How shall we go about it? Traditionally, Lent is a time of fasting and abstinence. Fasting I understand to mean literally going without food and drink. Abstinence is giving up some luxury, something we particularly enjoy but do not need, either on a particular day or throughout Lent. Many of us would find it impossible to sustain the demands of life and work if we really fasted, absolutely went without food or drink. The tradition of the Church is to encourage us to give up a meal on Ash Wednesday and on every Friday in Lent—simply to go without, for example to have breakfast and lunch but nothing in the evening. A gentler approach would be, instead of eating nothing at all at the time of the meal being foregone, to replace the meal with a single smaller dish. An example of abstinence would be to have fish on a particular day instead of meat, though probably the spirit of abstinence would not be satisfied by giving up stewing steak for lobster. A typical act of abstinence might be to give up alcohol, either one day a week, or throughout Lent. We should all, to the degree we can manage, both fast and abstain this Lent. There are three points worth noting. The tradition of giving to charity the money saved is worthy but not of the essence.
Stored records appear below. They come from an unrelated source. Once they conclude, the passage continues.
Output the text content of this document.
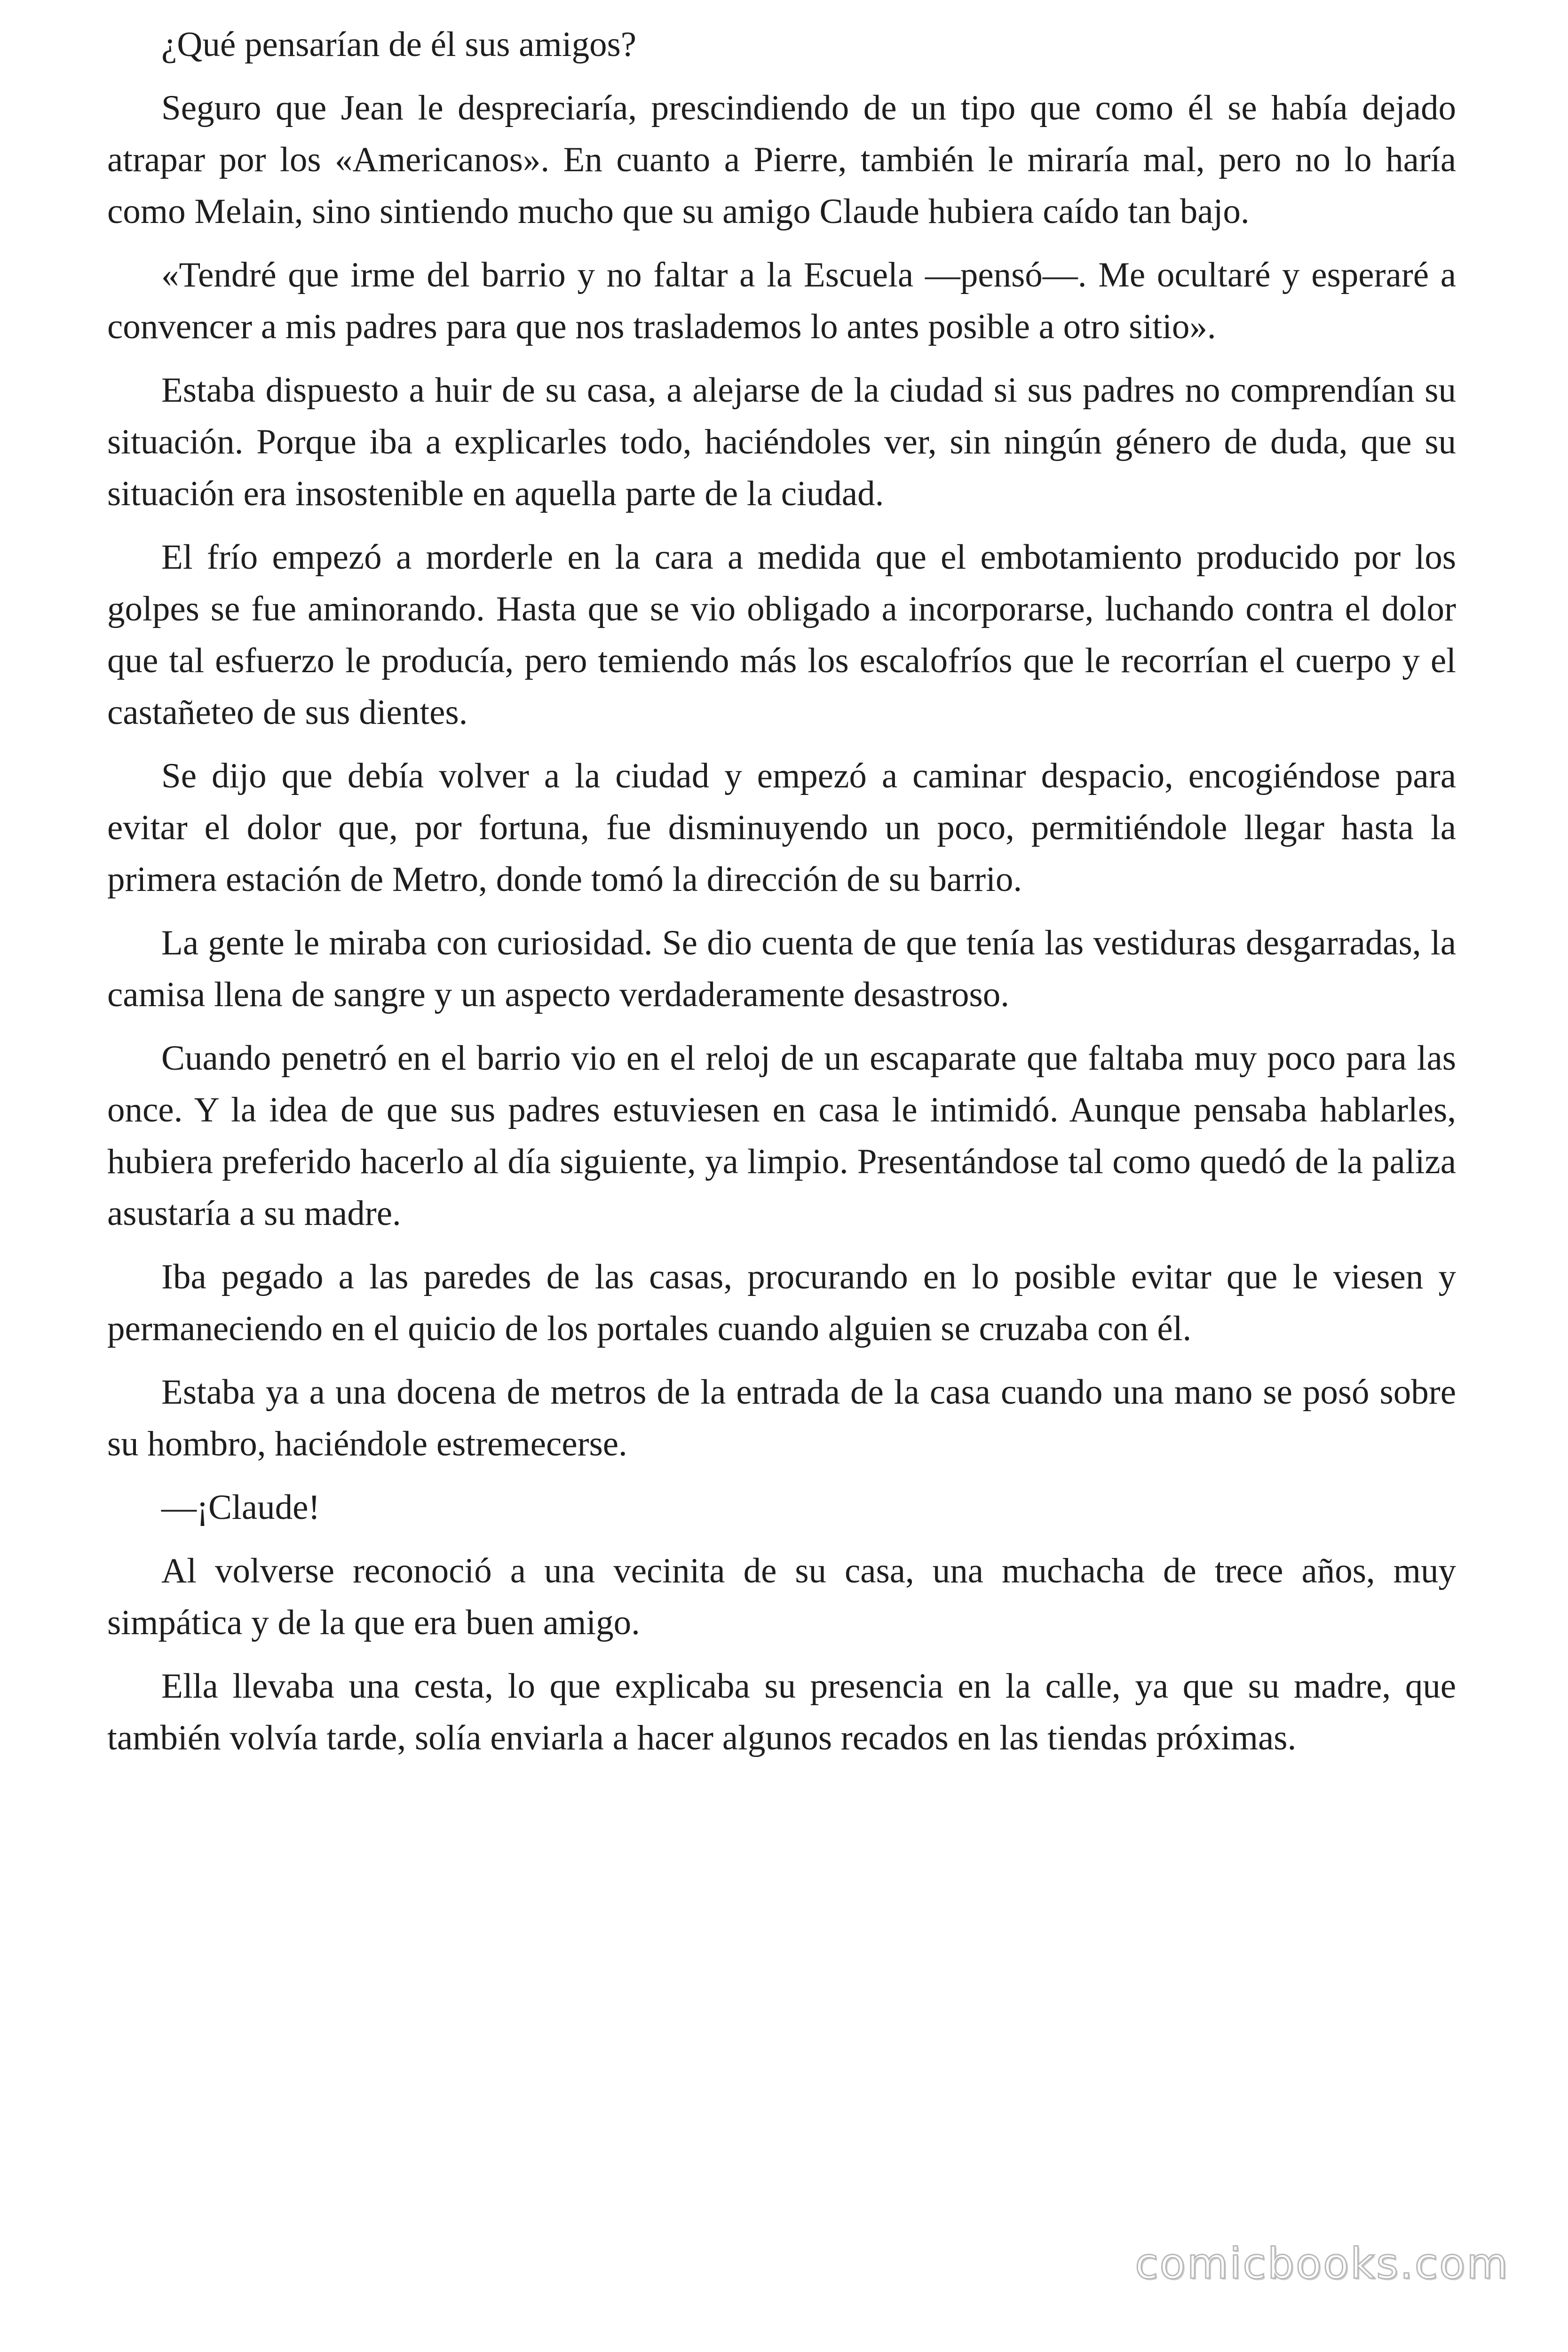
¿Qué pensarían de él sus amigos?

Seguro que Jean le despreciaría, prescindiendo de un tipo que como él se había dejado atrapar por los «Americanos». En cuanto a Pierre, también le miraría mal, pero no lo haría como Melain, sino sintiendo mucho que su amigo Claude hubiera caído tan bajo.

«Tendré que irme del barrio y no faltar a la Escuela —pensó—. Me ocultaré y esperaré a convencer a mis padres para que nos traslademos lo antes posible a otro sitio».

Estaba dispuesto a huir de su casa, a alejarse de la ciudad si sus padres no comprendían su situación. Porque iba a explicarles todo, haciéndoles ver, sin ningún género de duda, que su situación era insostenible en aquella parte de la ciudad.

El frío empezó a morderle en la cara a medida que el embotamiento producido por los golpes se fue aminorando. Hasta que se vio obligado a incorporarse, luchando contra el dolor que tal esfuerzo le producía, pero temiendo más los escalofríos que le recorrían el cuerpo y el castañeteo de sus dientes.

Se dijo que debía volver a la ciudad y empezó a caminar despacio, encogiéndose para evitar el dolor que, por fortuna, fue disminuyendo un poco, permitiéndole llegar hasta la primera estación de Metro, donde tomó la dirección de su barrio.

La gente le miraba con curiosidad. Se dio cuenta de que tenía las vestiduras desgarradas, la camisa llena de sangre y un aspecto verdaderamente desastroso.

Cuando penetró en el barrio vio en el reloj de un escaparate que faltaba muy poco para las once. Y la idea de que sus padres estuviesen en casa le intimidó. Aunque pensaba hablarles, hubiera preferido hacerlo al día siguiente, ya limpio. Presentándose tal como quedó de la paliza asustaría a su madre.

Iba pegado a las paredes de las casas, procurando en lo posible evitar que le viesen y permaneciendo en el quicio de los portales cuando alguien se cruzaba con él.

Estaba ya a una docena de metros de la entrada de la casa cuando una mano se posó sobre su hombro, haciéndole estremecerse.

—¡Claude!

Al volverse reconoció a una vecinita de su casa, una muchacha de trece años, muy simpática y de la que era buen amigo.

Ella llevaba una cesta, lo que explicaba su presencia en la calle, ya que su madre, que también volvía tarde, solía enviarla a hacer algunos recados en las tiendas próximas.

comicbooks.com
The essence is disciplining, training, the body and mind. Equally, the point is not about losing weight and looking better; this is the opposite of an exercise in vanity. The third point is a light relief: every Sunday celebrates the resurrection of our Lord Jesus Christ. We neither fast nor abstain on a Sunday or a major church festival. And we can use the extra time we have well, for prayer and Bible-reading, for time with God.
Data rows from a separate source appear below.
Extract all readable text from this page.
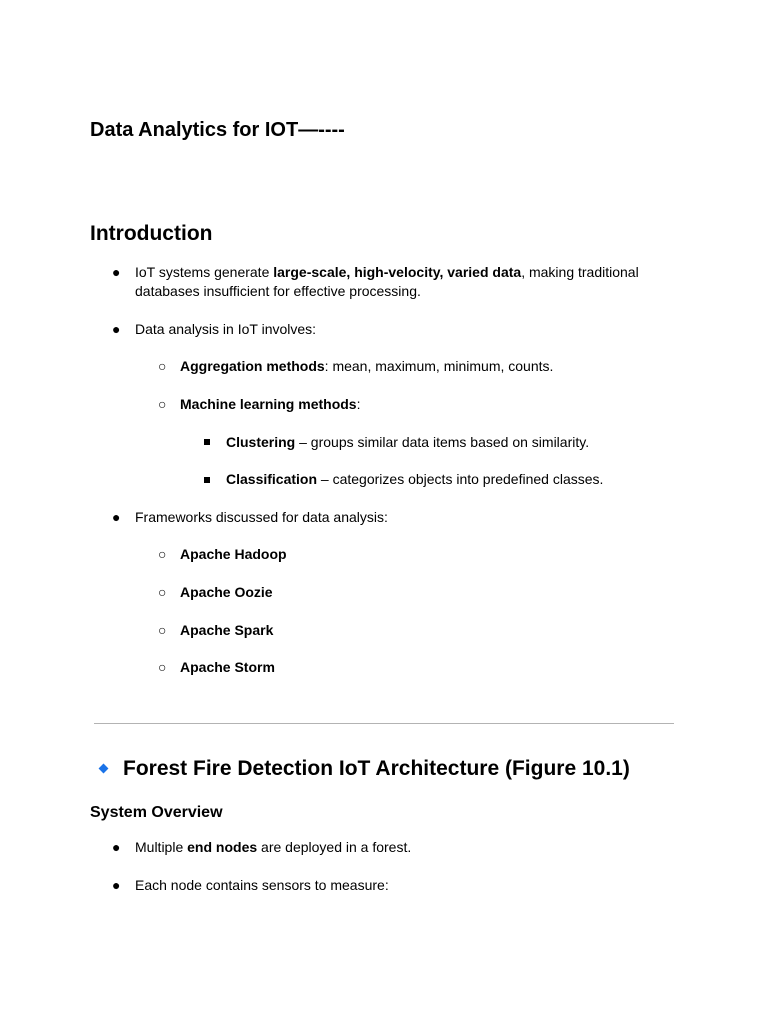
Data Analytics for IOT—----
Introduction
● IoT systems generate large-scale, high-velocity, varied data, making traditional
databases insufficient for effective processing.
● Data analysis in IoT involves:
○ Aggregation methods: mean, maximum, minimum, counts.
○ Machine learning methods:
Clustering – groups similar data items based on similarity.
Classification – categorizes objects into predefined classes.
● Frameworks discussed for data analysis:
○ Apache Hadoop
○ Apache Oozie
○ Apache Spark
○ Apache Storm
Forest Fire Detection IoT Architecture (Figure 10.1)
System Overview
● Multiple end nodes are deployed in a forest.
● Each node contains sensors to measure:
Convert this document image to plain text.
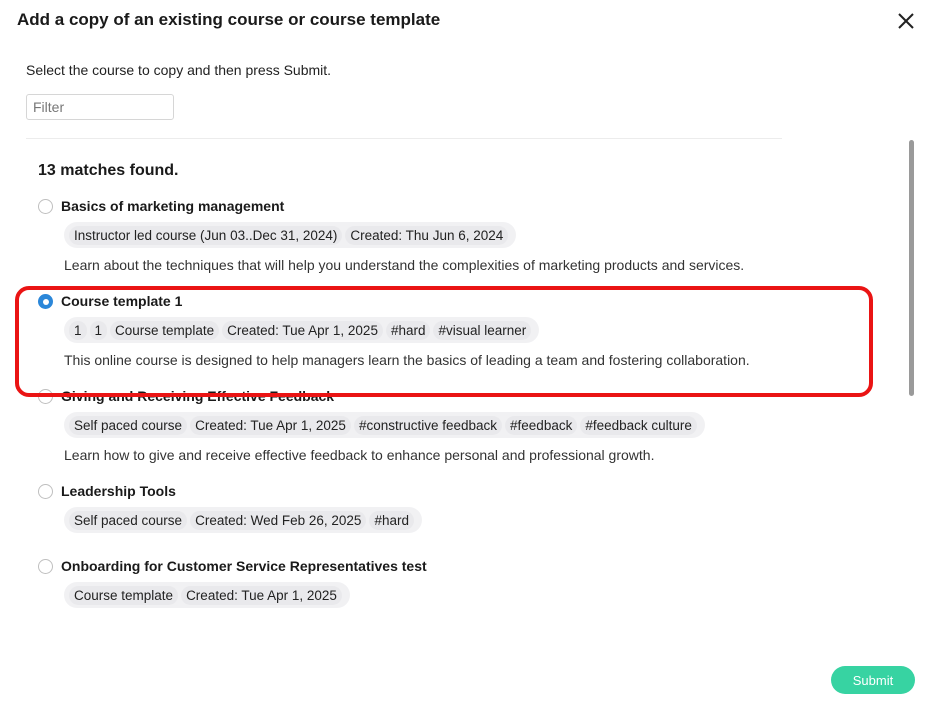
Add a copy of an existing course or course template
Select the course to copy and then press Submit.
Filter
13 matches found.
Basics of marketing management
Instructor led course (Jun 03..Dec 31, 2024) Created: Thu Jun 6, 2024
Learn about the techniques that will help you understand the complexities of marketing products and services.
Course template 1
1 1 Course template Created: Tue Apr 1, 2025 #hard #visual learner
This online course is designed to help managers learn the basics of leading a team and fostering collaboration.
Giving and Receiving Effective Feedback
Self paced course Created: Tue Apr 1, 2025 #constructive feedback #feedback #feedback culture
Learn how to give and receive effective feedback to enhance personal and professional growth.
Leadership Tools
Self paced course Created: Wed Feb 26, 2025 #hard
Onboarding for Customer Service Representatives test
Course template Created: Tue Apr 1, 2025
Submit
This might all seem a little difficult. We might suffer a little. Good. We should embrace suffering and offer it to our Lord Jesus Christ, in union with his suffering, for the sake of his Body the Church and for the world for which he came to die. As St Paul said, in his letter to the Colossians, ‘ I am now rejoicing in my sufferings for your sake, and in my flesh I am completing what is lacking in Christ’s afflictions for the sake of his body, that is, the church.’ [Colossians 1: 24]
All this will allow our soul to soar and sing in harmony with the song of the redeemed in heaven and prepare us one day to join that heavenly host. Lent really is the best time, preparing us not only for Easter but for the eternal Eastertide.